When it occurs: Layer 2, during post-deserialization validation. Also returned by parse_config when training.forward_passes or training.stopping_rules is absent.

CrossReferenceError

cross-reference error: {source_entity} in {source_file} references
non-existent {target_entity} in {target_collection}

Occurs when an entity ID field references an entity that does not exist in the expected registry. Fields: source_file: PathBuf, source_entity: String (e.g., "Hydro 'H1'"), target_collection: String (e.g., "bus registry"), and target_entity: String (e.g., "BUS_99").

When it occurs: Layer 3 (referential integrity). All broken references across all entity types are collected before returning.

ConstraintError

constraint violation: {description}

A catch-all for collected validation errors from any of the five layers, and for SystemBuilder::build() rejections. The description field contains all error messages joined by newlines, each prefixed with its [ErrorKind], source file, optional entity identifier, and message text.

When it occurs: After any validation layer collects one or more error-severity diagnostics, or when SystemBuilder::build() finds duplicate IDs or a cascade cycle in the final construction step.

PolicyIncompatible

policy incompatible: {check} mismatch — policy has {policy_value},
system has {system_value}

Occurs when a warm-start or resume policy file is structurally incompatible with the current case. The four compatibility checks are: hydro count, stage count, cut dimension, and entity identity hash. Fields: check: String (name of the failing check), policy_value: String, and system_value: String.

When it occurs: After all five validation layers pass, when policy.mode is "warm_start" or "resume" and the stored policy fails a compatibility check.

Design notes

Collect-all validation. Unlike parsers that short-circuit on the first error, all five validation layers collect diagnostics into a shared ValidationContext before failing. When load_case returns a ConstraintError, the description field contains every problem found in a single report. This avoids the frustrating fix-one-error-re-run-repeat cycle on large cases.

File-format split. Entity identity data (IDs, names, topology, static parameters) lives in JSON. Time-varying and per-stage data (bounds, penalty overrides, statistical parameters, scenarios) lives in Parquet. JSON is easy to read and edit by hand; Parquet handles large numeric tables efficiently. The two formats complement each other without overlap.

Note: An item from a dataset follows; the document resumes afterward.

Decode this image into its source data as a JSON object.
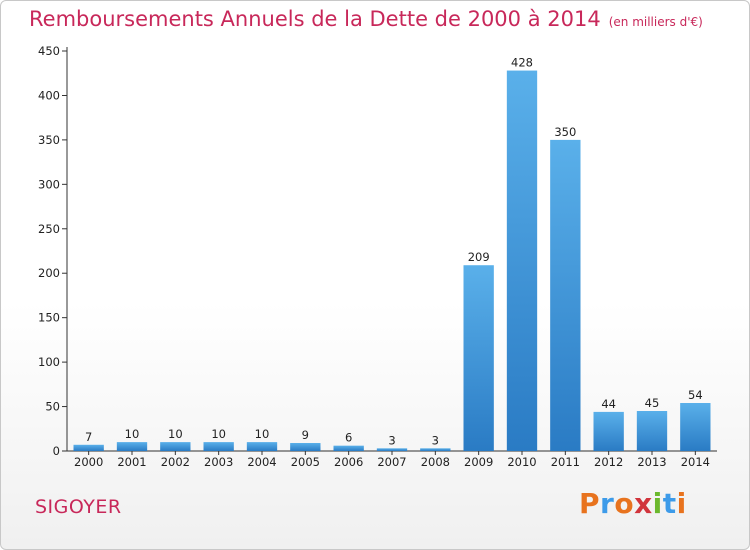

Resolution separates concerns. The three-tier cascade is resolved once at load time into dense arrays, not at every solver call. Downstream solver crates call system.penalties().hydro(entity_idx, stage_idx) and get an f64 with no branching, no hash lookups, and no tier logic. The complexity of the cascade is entirely contained in cobre-io.

Declaration-order invariance. All entity collections are sorted by ID before SystemBuilder::build() is called. Any System built from the same entities, regardless of the order they appear in the input files, produces a structurally identical result with identical pre-resolved tables.